Update: Stem Cell Ruling Will Be Appealed
via mal contends
There is cause for optimism in the news of the temporary injunction on President Obama’s expanded embryonic stem cell research policy as legal and political remedies appear attainable.
But first:
NYT Goofs
Chief Judge Royce C. Lamberth of the D.C. Federal District Court ruling is being ridiculed in the New York Times, but the Times misreports the language of the ruling.
The Times blew this one.
Lamberth “wrote that his temporary injunction returned federal policy to the ‘status quo,’ but few officials, scientists or lawyers in the case were sure Monday night what that meant,” reads this morning’s NYT.
How does a policy [or anything] “return” to the status quo?
But Lamberth is not guilty of this non sequitur in his administrative law ruling.
Actually, what Lamberth writes is: “The injunction, however, would not seriously harm ESC [human embroyic stem cells] researchers because the injunction would simply preserve the status quo and would not interfere with their ability to obtain private funding for their research.”
Ideological Administrative Law Ruling Meets Public Opinion
The case, (Sherley v. Sebelius [No. 1:09-cv-1575 (RCL]), and the ruling granting an injunction will likely play into the November elections as an issue demonstrating that stell cell research enjoys wide popular support.

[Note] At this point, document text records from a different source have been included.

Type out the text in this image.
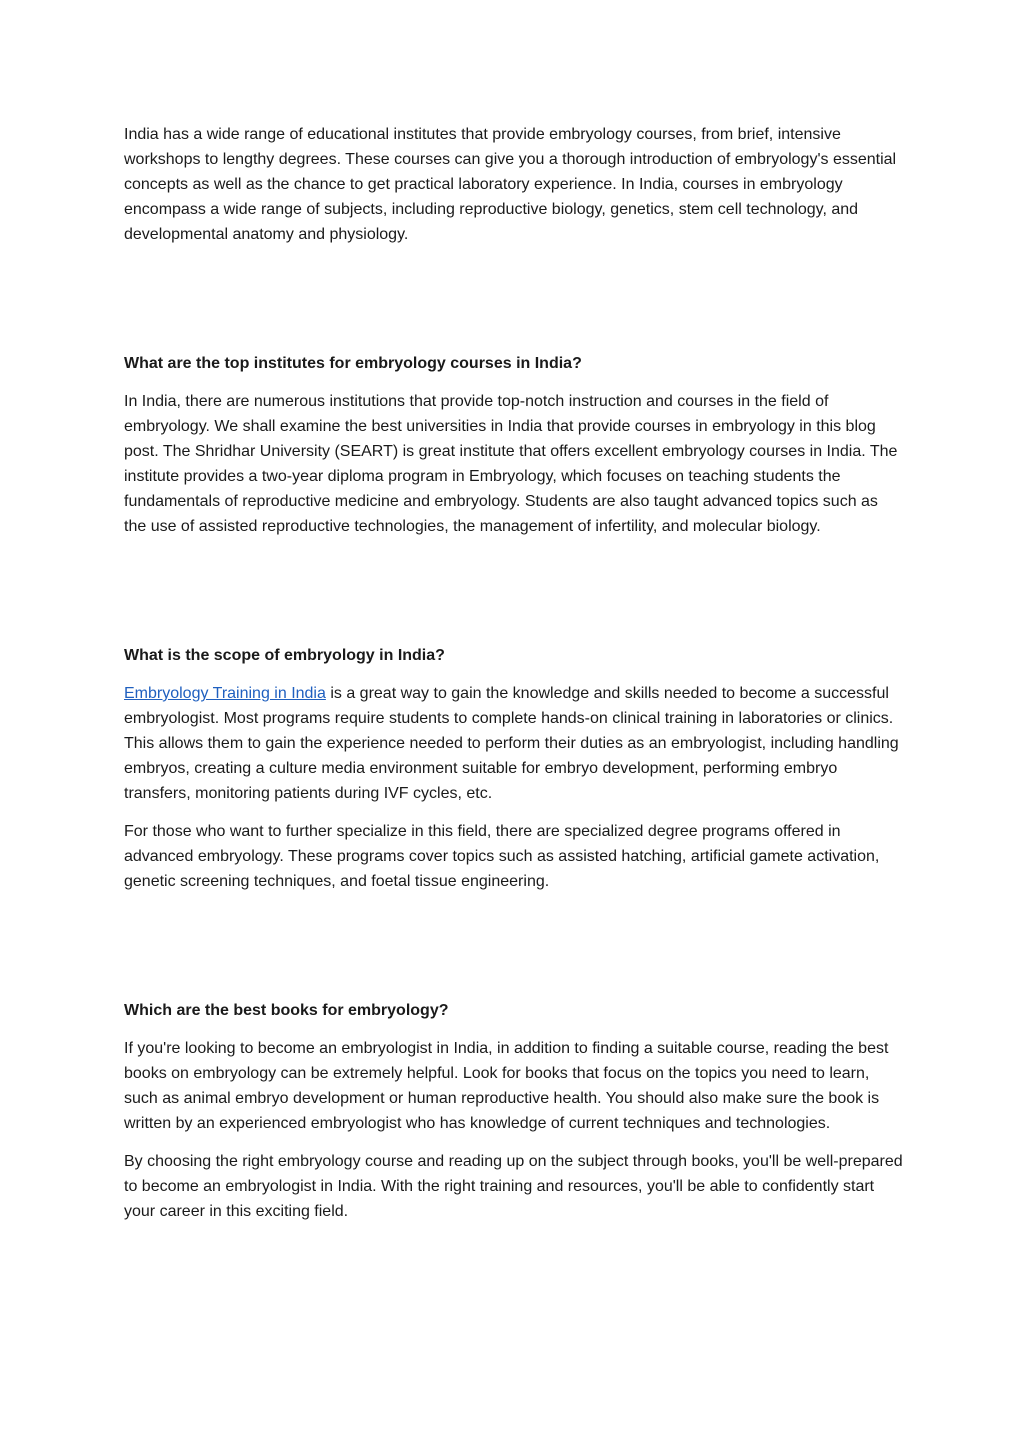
India has a wide range of educational institutes that provide embryology courses, from brief, intensive workshops to lengthy degrees. These courses can give you a thorough introduction of embryology's essential concepts as well as the chance to get practical laboratory experience. In India, courses in embryology encompass a wide range of subjects, including reproductive biology, genetics, stem cell technology, and developmental anatomy and physiology.

What are the top institutes for embryology courses in India?

In India, there are numerous institutions that provide top-notch instruction and courses in the field of embryology. We shall examine the best universities in India that provide courses in embryology in this blog post. The Shridhar University (SEART) is great institute that offers excellent embryology courses in India. The institute provides a two-year diploma program in Embryology, which focuses on teaching students the fundamentals of reproductive medicine and embryology. Students are also taught advanced topics such as the use of assisted reproductive technologies, the management of infertility, and molecular biology.

What is the scope of embryology in India?

Embryology Training in India is a great way to gain the knowledge and skills needed to become a successful embryologist. Most programs require students to complete hands-on clinical training in laboratories or clinics. This allows them to gain the experience needed to perform their duties as an embryologist, including handling embryos, creating a culture media environment suitable for embryo development, performing embryo transfers, monitoring patients during IVF cycles, etc.

For those who want to further specialize in this field, there are specialized degree programs offered in advanced embryology. These programs cover topics such as assisted hatching, artificial gamete activation, genetic screening techniques, and foetal tissue engineering.

Which are the best books for embryology?

If you're looking to become an embryologist in India, in addition to finding a suitable course, reading the best books on embryology can be extremely helpful. Look for books that focus on the topics you need to learn, such as animal embryo development or human reproductive health. You should also make sure the book is written by an experienced embryologist who has knowledge of current techniques and technologies.

By choosing the right embryology course and reading up on the subject through books, you'll be well-prepared to become an embryologist in India. With the right training and resources, you'll be able to confidently start your career in this exciting field.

Elsewhere, Talking Points Memo offers the following analysis of Lamberth’s ideological and subjective ruling that is long on assertion and short on reasoning and argumentation:
First, from a legal standpoint, Lamberth’s ruling is quite vulnerable; it’s not on solid ground at all. Congress has prohibited the expenditure of federal money on “research in which a human embryo [is] destroyed.” Lamberth says that covers all embryonic stem cell research — even the research of person B where person A created a cell line (and destroyed an embryo) in 1990 using private money, and person B in 2010 is seeking federal funds to study cells deriving from those A created — because *any* work on that cell line should be deemed part of a single indivisible stream of “research in which a human embryo [is] destroyed.”
But in order for plaintiffs to win here, it’s not enough that Lamberth reads the statute that way. Because of the *Chevron* rule of deference to agency statutory interpretation, Lamberth has to find that this is the *only* possible (and reasonable) interpretation of the statutory language — and so he does, finding that the statute unambiguously means what he says and nothing else. But — to me — that’s really unconvincing. It seems to be that yeah, one reasonable person could read the statute as Lamberth does — but a different reasonable person could have no trouble concluding that person B, in my hypo above, is *not* conducting “research in which a human embryo [is] destroyed.” And in that situation, under *Chevron*, the government has to win. So I’d say that Lamberth’s ruling is vulnerable to reversal.
One more point worth noting is that the political dynamics here of seeking a legislative fix are different than usual because Dickey-Wicker, as a budget rider, has to be re-enacted every year — it’s not a piece of embedded legislation that Congress would have to enact new legislation to repeal.